On a blustery day, Hashim Amla returned to his awesome run-scoring form. He took his time initially assessing the pitch in the early overs, but soon unfurled his full range of strokes to pick up plenty of boundaries. Zaheer Khan was punched past backward point and later pulled to midwicket, Munaf Patel was crunched past mid-off while Ashish Nehra was caressed past extra cover. A slash to third man off Yuvraj Singh brought Amla his 12th half-century, during which he broke Zaheer Abbas' 28-year record for the fastest man to make 2000 ODI runs.
Graeme Smith rarely found the middle of the bat or his timing and finally miscued an attempted swat to mid-off. Morne van Wyk, a surprise pick in South Africa's World Cup squad who was playing his first one-dayer in more than three years, proved a more solid partner to Amla. Yuvraj Singh and the other part-timers were getting the ball to turn, though it was slow spin, but one of those deliveries moved enough to take the outside edge of van Wyk's bat to fly to first slip.

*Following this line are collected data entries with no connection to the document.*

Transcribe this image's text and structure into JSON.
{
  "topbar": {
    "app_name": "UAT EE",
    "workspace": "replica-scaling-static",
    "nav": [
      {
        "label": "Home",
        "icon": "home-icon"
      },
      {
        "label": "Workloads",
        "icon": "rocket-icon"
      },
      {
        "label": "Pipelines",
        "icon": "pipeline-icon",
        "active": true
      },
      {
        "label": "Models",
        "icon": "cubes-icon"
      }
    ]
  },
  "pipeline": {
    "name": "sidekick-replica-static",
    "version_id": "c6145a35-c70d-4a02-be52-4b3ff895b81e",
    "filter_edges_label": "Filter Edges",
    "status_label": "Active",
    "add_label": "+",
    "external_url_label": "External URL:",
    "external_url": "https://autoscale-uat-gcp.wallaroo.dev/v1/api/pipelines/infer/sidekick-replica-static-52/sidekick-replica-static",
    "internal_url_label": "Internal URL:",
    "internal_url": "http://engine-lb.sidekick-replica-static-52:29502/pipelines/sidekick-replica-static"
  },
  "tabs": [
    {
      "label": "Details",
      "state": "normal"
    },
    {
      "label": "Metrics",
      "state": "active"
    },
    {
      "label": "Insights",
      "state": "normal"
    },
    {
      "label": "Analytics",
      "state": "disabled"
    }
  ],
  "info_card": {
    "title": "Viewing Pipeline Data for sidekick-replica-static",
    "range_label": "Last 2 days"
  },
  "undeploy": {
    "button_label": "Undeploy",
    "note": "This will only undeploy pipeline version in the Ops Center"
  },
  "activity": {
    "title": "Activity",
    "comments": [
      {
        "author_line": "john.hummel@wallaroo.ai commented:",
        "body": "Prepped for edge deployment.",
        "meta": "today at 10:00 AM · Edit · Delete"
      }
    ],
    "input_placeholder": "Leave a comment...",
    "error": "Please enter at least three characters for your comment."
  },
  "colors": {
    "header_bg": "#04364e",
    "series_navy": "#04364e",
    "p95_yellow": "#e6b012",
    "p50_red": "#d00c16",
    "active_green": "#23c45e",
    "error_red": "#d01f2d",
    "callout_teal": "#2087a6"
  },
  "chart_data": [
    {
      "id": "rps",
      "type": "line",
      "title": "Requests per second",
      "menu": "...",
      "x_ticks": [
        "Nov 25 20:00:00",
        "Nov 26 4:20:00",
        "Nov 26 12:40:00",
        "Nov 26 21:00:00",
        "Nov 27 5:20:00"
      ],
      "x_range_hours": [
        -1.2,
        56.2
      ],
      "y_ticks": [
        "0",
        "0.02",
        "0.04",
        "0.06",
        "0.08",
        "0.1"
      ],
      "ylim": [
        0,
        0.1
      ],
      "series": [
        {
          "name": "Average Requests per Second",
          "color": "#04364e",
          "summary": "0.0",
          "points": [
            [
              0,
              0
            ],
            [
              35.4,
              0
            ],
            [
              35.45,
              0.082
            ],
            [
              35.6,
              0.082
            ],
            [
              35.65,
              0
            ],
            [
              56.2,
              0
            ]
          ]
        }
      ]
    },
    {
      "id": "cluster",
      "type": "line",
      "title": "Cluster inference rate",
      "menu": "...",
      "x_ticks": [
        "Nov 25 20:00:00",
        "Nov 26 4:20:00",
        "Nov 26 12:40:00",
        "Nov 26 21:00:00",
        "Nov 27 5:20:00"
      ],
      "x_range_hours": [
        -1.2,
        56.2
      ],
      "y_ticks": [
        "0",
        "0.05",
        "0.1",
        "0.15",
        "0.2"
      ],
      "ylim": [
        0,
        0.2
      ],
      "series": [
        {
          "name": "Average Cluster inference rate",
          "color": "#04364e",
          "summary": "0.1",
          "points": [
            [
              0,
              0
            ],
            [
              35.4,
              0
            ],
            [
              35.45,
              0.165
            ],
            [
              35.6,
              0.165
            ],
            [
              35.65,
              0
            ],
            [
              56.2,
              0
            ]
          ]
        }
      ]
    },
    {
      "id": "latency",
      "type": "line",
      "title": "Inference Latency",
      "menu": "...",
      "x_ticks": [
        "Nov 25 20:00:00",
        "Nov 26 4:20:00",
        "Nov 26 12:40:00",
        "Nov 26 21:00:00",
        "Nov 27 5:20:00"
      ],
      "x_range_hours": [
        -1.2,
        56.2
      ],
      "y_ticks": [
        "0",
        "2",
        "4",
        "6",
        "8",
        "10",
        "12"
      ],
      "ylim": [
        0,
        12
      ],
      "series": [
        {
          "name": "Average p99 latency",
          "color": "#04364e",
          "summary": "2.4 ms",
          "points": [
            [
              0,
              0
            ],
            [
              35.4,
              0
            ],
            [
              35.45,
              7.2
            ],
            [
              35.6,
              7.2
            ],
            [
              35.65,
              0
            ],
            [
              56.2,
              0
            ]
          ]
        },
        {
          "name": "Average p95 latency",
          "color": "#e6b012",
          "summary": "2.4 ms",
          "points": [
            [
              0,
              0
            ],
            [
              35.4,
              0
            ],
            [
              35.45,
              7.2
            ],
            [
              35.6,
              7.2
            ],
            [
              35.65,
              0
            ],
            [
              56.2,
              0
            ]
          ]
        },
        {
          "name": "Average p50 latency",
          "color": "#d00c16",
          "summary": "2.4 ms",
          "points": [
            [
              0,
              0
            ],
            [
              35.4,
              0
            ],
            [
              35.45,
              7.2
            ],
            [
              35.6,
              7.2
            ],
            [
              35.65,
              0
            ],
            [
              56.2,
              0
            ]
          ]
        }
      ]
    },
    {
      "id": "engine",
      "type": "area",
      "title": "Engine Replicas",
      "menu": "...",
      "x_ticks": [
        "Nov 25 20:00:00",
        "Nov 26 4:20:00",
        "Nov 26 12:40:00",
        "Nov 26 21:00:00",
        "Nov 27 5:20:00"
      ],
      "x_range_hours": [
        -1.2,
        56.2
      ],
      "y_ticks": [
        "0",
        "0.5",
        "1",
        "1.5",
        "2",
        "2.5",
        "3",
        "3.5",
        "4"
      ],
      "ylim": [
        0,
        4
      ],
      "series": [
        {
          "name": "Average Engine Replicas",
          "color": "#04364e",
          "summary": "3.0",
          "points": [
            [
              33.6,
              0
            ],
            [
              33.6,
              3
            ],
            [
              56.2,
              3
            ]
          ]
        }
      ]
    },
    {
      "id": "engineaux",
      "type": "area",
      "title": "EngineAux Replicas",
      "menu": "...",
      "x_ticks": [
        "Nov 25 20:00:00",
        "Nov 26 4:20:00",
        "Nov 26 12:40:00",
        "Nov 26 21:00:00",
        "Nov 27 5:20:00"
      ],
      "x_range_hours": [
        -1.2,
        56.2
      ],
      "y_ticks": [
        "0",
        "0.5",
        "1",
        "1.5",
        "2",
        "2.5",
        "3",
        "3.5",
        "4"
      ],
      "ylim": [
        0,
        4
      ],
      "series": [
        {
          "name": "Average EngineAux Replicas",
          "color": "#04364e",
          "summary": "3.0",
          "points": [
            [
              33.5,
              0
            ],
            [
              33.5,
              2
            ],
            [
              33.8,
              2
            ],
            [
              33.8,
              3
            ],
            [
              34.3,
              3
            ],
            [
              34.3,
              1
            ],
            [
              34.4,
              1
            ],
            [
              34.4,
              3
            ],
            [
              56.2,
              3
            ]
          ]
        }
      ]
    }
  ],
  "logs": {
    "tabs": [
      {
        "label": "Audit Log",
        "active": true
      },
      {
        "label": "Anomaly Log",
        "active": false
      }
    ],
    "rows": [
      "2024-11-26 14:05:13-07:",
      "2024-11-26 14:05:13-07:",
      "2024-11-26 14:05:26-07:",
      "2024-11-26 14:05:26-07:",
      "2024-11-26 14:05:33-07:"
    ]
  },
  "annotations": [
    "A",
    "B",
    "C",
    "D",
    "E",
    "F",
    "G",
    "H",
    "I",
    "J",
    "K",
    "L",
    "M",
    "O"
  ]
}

South Africa were 106 for 2, but India edged ahead when a mistimed pull from Amla trickled towards short fine leg, just outside the inner circle - Amla went for a suicidal second run and it ended in suicide, as he was caught well short.
The worries increased for South Africa when Yuvraj prised out another big wicket in the next over, that of AB de Villiers, adjudged caught-behind though it was unclear whether he edged the ball, but he can't complain much as he was stumped as well off that delivery. The misery continued when Faf du Plessis, who made such a composed half-century on debut on Tuesday, perished to some senseless running.
Duminy and Johan Botha then set about ensuring South Africa built a competitive score. Duminy cut out the Hollywood shots and nudged the ball around for singles, while Botha hit a series of leg-side boundaries, the pick of which was an effortless flick off Zaheer. Yuvraj ended that stand at 70, getting his third wicket with a tossed-up delivery that beat Botha's sweep.
Eyebrows were raised when left-arm spinner Robin Peterson was picked ahead of highly rated legspinner Imran Tahir, but he responded with an important 31, which ended with him sacrificing his wicket to save Duminy.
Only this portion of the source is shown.